Borel’s 1989 development on the boulevard de Belleville in the bustling 20th arrondissement, is comprised of three imposing buildings that contrast sharply with their bland setting. Bold and expressive, Borel’s approach is sharply different from Grumbach’s, who aims “not to create objects totally disconnected from the environment” but rather “a building or public space which seems in coherence with the place”.
Herzog & de Meuron, with their design for RIVP, seem to have bridged the gap between the two approaches by preserving the urban fabric, while at the same time making challenging and engaging architecture that departs radically from its surroundings. Sitting on a Y shaped plot in the 14th arrondissement, its three separate blocks fit tightly into an existing context of large-scale Parisian urban terraces. At its heart is a thoughtfully conceived courtyard, concealed from the street behind a pair of visually ambiguous façades.
One’s first encounter is with two independent dark grey metal façades. Sandwiched as they are between more conventional Parisian housing, they resemble, from a distance, Herzog and de Meuron’s Schützenmattstrasse building (1992-1993) in Basel. However, differences reveal themselves on closer inspection. The amount of light entering the apartments is controlled by adjusting individual aluminium shutters, fabricated from a corrugated grille based on the form of a curtain. When the building’s occupants push them open, they cantilever out over the pavement. In a closed position, they endow the scheme with a self-contained quality that has disturbed the more traditionally minded neighbourhood residents. Although disgruntled members of the Monts 14 conservation group have petitioned the mayor of Paris to have the shutters on the street fronts painted a lighter colour, a straw poll of local opinion taken recently in the area suggested that this was a minority view.
On rue Jonquoy the frontage is a simple, rather static, upright rectangle, but just around the corner on rue des Suisses it is a clearly different situation. The façade is bent to break the monotony of the row. Consequently the element of folding that is animated by the tenants becomes a dynamic and spatial mediator between the fixed, small-scale folding of the grille and the larger-scale distortion of the surface.
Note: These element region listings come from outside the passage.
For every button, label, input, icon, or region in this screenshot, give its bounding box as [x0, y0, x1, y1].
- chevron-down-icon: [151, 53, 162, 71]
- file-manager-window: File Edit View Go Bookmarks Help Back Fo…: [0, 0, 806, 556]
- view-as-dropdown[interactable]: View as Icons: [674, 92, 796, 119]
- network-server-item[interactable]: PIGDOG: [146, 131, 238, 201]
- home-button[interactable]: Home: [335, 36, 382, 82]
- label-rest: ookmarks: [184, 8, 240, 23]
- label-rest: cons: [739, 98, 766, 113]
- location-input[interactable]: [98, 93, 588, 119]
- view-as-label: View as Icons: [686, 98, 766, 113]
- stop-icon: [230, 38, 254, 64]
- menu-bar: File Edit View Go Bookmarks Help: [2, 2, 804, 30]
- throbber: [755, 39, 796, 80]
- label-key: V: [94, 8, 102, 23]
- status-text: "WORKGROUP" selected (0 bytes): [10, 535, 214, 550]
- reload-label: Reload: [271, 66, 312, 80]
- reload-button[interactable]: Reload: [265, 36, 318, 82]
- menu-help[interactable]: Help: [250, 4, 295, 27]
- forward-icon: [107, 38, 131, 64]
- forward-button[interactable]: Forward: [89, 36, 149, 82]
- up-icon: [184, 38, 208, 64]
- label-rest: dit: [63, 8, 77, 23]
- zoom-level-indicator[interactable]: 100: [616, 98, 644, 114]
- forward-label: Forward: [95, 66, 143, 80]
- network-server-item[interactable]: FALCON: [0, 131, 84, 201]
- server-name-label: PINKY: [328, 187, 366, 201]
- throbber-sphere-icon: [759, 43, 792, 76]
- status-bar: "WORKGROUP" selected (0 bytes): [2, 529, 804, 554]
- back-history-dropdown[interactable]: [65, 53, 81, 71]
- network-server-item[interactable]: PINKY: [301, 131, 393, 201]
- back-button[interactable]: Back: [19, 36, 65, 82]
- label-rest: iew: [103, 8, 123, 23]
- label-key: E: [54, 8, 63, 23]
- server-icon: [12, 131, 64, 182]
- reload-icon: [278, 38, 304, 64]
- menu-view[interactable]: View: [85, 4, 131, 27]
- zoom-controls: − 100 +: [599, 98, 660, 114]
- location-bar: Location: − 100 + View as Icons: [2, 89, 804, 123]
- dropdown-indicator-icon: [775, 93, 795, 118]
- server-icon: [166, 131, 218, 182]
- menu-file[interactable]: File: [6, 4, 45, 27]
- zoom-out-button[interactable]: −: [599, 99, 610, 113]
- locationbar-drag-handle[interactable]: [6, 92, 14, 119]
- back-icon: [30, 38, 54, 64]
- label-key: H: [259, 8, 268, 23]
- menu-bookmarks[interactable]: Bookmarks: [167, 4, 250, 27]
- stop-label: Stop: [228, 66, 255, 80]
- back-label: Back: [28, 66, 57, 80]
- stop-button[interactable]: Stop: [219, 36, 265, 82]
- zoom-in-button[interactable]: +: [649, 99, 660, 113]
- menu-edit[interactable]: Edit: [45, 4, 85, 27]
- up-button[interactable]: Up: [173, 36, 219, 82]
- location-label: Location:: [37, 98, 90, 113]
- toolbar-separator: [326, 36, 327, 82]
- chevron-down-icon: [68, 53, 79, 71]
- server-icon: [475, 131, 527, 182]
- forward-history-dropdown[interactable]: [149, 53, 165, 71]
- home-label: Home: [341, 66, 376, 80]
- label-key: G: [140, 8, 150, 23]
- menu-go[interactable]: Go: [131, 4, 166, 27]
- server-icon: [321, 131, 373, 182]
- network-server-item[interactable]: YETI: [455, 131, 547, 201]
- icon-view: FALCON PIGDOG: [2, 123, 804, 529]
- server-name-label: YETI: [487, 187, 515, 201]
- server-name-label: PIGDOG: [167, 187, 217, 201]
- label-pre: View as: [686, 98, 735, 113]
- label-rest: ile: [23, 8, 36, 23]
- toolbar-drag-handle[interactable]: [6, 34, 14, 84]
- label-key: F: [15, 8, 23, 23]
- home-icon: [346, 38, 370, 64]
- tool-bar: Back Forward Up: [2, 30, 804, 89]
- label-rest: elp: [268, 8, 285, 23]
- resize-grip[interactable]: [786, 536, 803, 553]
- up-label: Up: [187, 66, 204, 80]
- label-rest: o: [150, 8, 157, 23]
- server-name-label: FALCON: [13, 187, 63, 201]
In terms of the individual apartments, one has been allocated to each floor on rue Jonquoy, while on rue des Suisses, one flat out of five slices through the entire depth of the building. After the unwelcoming darkness of the metal street frontages, a surprise awaits those entering the courtyard through a passageway — painted green and overlaid with glass panelling along one wall to produce deep liquid reflections of the passer-by — that pierces the block. The focal point here is a long, low-rise box, a close relation of Herzog and de Meuron’s Apartment Building along a Party Wall (1987-1988) in Basel, overlooked by repeated twin metal façades and a backdrop of exposed brickwork in a raw, behind-the-scenes context. Brick and metal serve as hard-edged foils to the natural vibrancy of the wooden loggia and balconies: larch decking, rolling pine shutters and oak parquet. In addition, the smooth serpentine curve of the shutters, canted slightly, contrasts with the angularity of the metalwork. The natural materials successfully impart a sense of warmth to the space, which is enlivened by a mix of climbing narrow and broad-leaved plants and ornamental trees. Two detached houses in fair-faced grey concrete abut the flanking brick wall along the southwestern perimeter. Their simple cubic forms and pitched roofs relate to a gabled building on the northeastern border that predates Herzog and de Meuron’s intervention.
During daylight hours, the fine aluminium latticework shimmers as it interacts with the reflections on the floor-to-ceiling glazing behind it. Later, as a silvery dusk settles over the area, lustrous tones in the silver birch and concrete complement each other in the dimming light. And as apartments light up, glowing oranges and yellows filter through the grille, which assumes the aspect of a delicate fabric, and allows the eye to probe the domestic tableaux. It is a striking discovery.
The complex also looks and feels good in the rain. In the case of the two-storey houses, water rolls off the roofs and streaks the smooth concrete walls. For a few moments, the courtyard becomes an open-air exhibition of impromptu action paintings.